SIBO is the New IBS – Small Intestinal Bacterial Overgrowth

SIBO stands for Small Intestinal Bacterial Overgrowth. It is a topic of tremendous interest in the gastrointestinal health sphere, and could be a factor or a cause of many of the conditions that were previously labeled as IBS.

We have trillions of bacteria living throughout our intestinal tract, most of which are concentrated in the large intestine (aka colon). However, risk factors such as low stomach acid, stress, grazing throughout the day, infections, and motility disorders allow these bacteria to migrate up into the small intestine, which is not designed to house these bacteria. Within the small intestine, foods are in the process of being broken down and absorbed. Because bacteria eat the same food we do, they thrive in this environment. As they consume food, they produce gas — producing symptoms of gas, bloating, and belching within an hour after eating. Furthermore, this buildup of gas can lead to either constipation or diarrhea.

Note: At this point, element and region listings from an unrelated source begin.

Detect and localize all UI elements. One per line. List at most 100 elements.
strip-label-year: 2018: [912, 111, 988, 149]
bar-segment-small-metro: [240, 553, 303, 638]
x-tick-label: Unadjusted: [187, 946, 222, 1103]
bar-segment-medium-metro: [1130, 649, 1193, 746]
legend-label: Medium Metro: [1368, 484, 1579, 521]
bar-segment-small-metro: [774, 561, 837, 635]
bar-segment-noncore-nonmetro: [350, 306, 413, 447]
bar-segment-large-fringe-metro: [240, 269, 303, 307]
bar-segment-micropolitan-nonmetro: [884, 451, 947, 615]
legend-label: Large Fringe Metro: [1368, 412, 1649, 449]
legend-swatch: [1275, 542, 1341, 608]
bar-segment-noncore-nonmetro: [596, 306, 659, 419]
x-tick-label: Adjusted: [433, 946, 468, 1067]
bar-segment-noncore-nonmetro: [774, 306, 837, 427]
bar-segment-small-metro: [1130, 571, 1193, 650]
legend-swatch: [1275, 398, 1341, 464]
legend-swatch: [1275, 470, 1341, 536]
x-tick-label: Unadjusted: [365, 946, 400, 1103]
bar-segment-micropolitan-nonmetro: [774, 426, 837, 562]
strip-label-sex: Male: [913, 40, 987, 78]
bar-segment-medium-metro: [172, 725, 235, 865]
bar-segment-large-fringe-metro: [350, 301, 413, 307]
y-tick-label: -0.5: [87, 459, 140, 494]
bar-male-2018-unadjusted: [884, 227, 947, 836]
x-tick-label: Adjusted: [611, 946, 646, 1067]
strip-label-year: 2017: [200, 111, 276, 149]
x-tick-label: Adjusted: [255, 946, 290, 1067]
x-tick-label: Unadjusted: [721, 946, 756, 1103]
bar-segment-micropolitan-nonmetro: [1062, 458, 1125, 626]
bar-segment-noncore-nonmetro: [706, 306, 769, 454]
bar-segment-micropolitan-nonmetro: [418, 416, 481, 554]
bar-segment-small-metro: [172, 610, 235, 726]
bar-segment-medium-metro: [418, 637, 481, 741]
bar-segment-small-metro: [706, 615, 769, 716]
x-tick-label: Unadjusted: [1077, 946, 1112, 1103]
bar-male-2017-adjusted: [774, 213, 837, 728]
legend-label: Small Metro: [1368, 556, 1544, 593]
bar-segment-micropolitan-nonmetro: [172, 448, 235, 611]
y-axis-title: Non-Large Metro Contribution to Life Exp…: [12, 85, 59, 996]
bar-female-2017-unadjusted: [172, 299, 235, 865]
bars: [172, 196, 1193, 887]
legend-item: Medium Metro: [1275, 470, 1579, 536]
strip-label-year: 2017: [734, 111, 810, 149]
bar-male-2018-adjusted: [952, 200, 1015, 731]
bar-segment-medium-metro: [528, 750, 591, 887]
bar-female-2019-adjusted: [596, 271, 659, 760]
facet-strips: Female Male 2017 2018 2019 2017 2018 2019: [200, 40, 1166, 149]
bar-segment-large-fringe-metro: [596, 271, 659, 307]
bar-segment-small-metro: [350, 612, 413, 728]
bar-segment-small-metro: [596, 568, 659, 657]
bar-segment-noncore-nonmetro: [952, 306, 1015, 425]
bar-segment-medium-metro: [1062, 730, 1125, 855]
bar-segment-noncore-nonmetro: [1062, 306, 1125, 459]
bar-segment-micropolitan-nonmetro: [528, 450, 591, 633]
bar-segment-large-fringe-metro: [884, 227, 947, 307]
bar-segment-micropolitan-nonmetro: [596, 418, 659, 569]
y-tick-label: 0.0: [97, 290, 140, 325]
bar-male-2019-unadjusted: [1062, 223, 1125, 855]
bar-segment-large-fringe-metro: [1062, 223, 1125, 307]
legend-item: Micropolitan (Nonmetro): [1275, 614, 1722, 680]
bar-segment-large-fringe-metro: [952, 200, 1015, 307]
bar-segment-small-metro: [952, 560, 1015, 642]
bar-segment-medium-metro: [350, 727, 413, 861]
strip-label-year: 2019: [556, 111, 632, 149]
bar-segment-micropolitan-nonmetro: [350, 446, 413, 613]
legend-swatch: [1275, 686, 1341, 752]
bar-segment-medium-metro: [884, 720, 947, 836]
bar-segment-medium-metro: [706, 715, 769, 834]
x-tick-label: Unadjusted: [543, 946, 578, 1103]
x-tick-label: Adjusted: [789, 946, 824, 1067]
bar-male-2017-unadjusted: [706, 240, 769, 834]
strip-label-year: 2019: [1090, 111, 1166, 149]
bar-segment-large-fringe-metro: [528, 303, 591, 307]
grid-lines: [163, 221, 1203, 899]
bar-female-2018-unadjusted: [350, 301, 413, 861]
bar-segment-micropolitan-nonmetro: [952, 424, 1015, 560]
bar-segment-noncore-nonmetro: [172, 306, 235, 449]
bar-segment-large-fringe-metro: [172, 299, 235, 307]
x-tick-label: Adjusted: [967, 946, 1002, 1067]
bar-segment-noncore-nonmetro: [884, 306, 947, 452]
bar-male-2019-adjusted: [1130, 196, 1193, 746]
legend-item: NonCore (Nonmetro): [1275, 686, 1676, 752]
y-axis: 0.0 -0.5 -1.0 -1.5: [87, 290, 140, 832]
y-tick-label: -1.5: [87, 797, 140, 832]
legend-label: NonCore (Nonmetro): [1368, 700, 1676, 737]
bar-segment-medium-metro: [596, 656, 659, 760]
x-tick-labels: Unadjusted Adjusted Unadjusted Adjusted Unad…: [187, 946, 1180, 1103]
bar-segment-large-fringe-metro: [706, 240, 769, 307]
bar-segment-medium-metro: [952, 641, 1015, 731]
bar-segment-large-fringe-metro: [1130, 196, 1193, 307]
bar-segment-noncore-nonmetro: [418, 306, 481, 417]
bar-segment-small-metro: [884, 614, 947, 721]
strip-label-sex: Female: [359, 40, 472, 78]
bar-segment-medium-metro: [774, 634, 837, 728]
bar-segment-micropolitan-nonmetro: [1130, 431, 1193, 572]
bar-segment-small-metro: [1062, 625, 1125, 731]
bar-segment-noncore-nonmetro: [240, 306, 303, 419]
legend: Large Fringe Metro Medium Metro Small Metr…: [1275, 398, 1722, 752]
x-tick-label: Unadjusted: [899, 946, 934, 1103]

In serious cases, it can lead to nutritional deficiencies, sleep disturbance, and other symptoms.

What do we now know about SIBO?

SIBO is confirmed with breath testing by seeing increased hydrogen or methane gas after the patient is given a sugar solution. IBS-D (diarrhea) tends to correlate with hydrogen producers, while IBS-C (constipation) tends to correlate with methane producers. New research is suggesting the following:

  1. It is believed that a large portion of hydrogen-producing SIBO may be triggered by a foodborne illness, with subsequent autoimmune attack on the neurons within the intestines. This attack leads to motility disturbance of the intestinal tract, allowing bacteria to start accumulating in the small intestine.
  2. Hydrogen producers tend to respond well to Xifaxin (the typical antibiotic given for SIBO), but will relapse if the underlying motility issue is not corrected. In some cases, Xifaxin is not enough to “kill” the bacteria and additional antibiotics or herbals need to be used concurrently.
  3. Prokinetics (aka motility agents) should be considered with every SIBO protocol.
  4. Methane producing SIBO tends to need a comprehensive approach, utilizing more than one antimicrobial to kill the methane producing bacteria.
  5. Lovastatin (a cholesterol medication) has been found to inhibit the production of methane, thus acting as a very helpful therapeutic in methane based SIBO, commonly characterized as IBS-C. There is a new drug that is currently being studied that removes the cholesterol lowering effects, and simply works on inhibiting methane production.